We wouldn’t be able to taste the fullness of joy if we had never tasted the tears of sorrow.

4 comments:

Anonymous said...

wow!

Anonymous said...

Good word, thank you

Anonymous said...

That was great!

Anonymous said...

Good Morning;
I must say, I like what you have to say here, about hope.
All too often people (especially in the West)have very little hope, thusly they are most often to despair.
If I may though, I do not think you have gone far enough.

What exactly is hope?
Hope is not a noun, it is not an end to itself.
Hope is a verb. A verb describes the action in a sentence, or it describes what is going to happen, occur.

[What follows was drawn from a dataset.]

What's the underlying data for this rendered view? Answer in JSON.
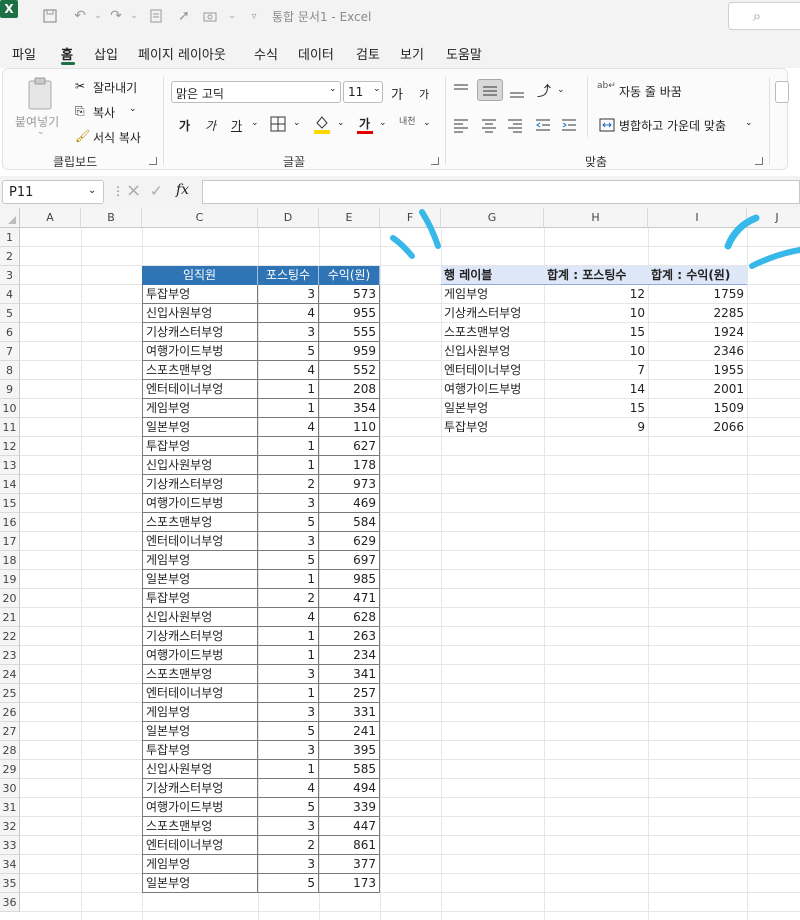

Merriam-Webster defines the word hope this way:

intransitive verb
1) a-to cherish a desire with anticipation
b-to want something to happen or be true

transitive verb
1) to desire with expectation of obtainment or fulfillment
2) to expect with confidence

In your essay titled: Holy Writ, you talk about hope. But not once do you describe in what that hope ought to be placed. I know many many faithless people who have a ton of hope for a better life and future. When asked why they have such a hope, they just say that they do,...it is a vain and foolish hope in nothing. It is in essences wishful thinking nothing more.

As people of the Book, people of Faith, people called by God to be His very own, our hope MUST be rooted in Him, in His Glory, His Honor, His Majesty, His Mercy, His Faithfulness.

In 1Cor. the famous "love" chapter, Paul writes that "love hopes all things"esv. In English the sentence is not incomplete, but implied, that Love in Christ, in fact God himself who is Love (1Jn) will work out all things for His good pleasure and the salvation of those whom He has called to be His own.
Hebrews 11:1 states: "Now faith is the assurance of things hoped for, the conviction of things not seen." Hope here is not an end, hope is directed toward faith, we hope for something, in something,.... we cannot just hope in hope.

If our hope is just in hope, then we are to be pitied, for we truly have no real hope.

If however, our hope is in God, and not just "the man upstairs" but in the finished work of Christ Jesus, dying in our stead, taking our punishment upon Himself on the cross and His glorious resurrection, and in that alone, not that plus our own righteousness, our own obedience, our own goodness, that is something to not only hope in but to rejoice over!! For we were dead, DEAD in our sin like the rest of the world, but God being rich in love and mercy, made the dead(dead in sin, spiritually dead) come to life, made us alive in Christ, and saved us by His grace, through faith, so that we cannot boast or brag, all of this is His free gift to those he has called and chosen.(my paraphrase of Eph.2:1-9


In closing, hope is good, but do not leave your readers without a subject to place their hope within, lead them to Christ, to hope in Him, and in Him alone.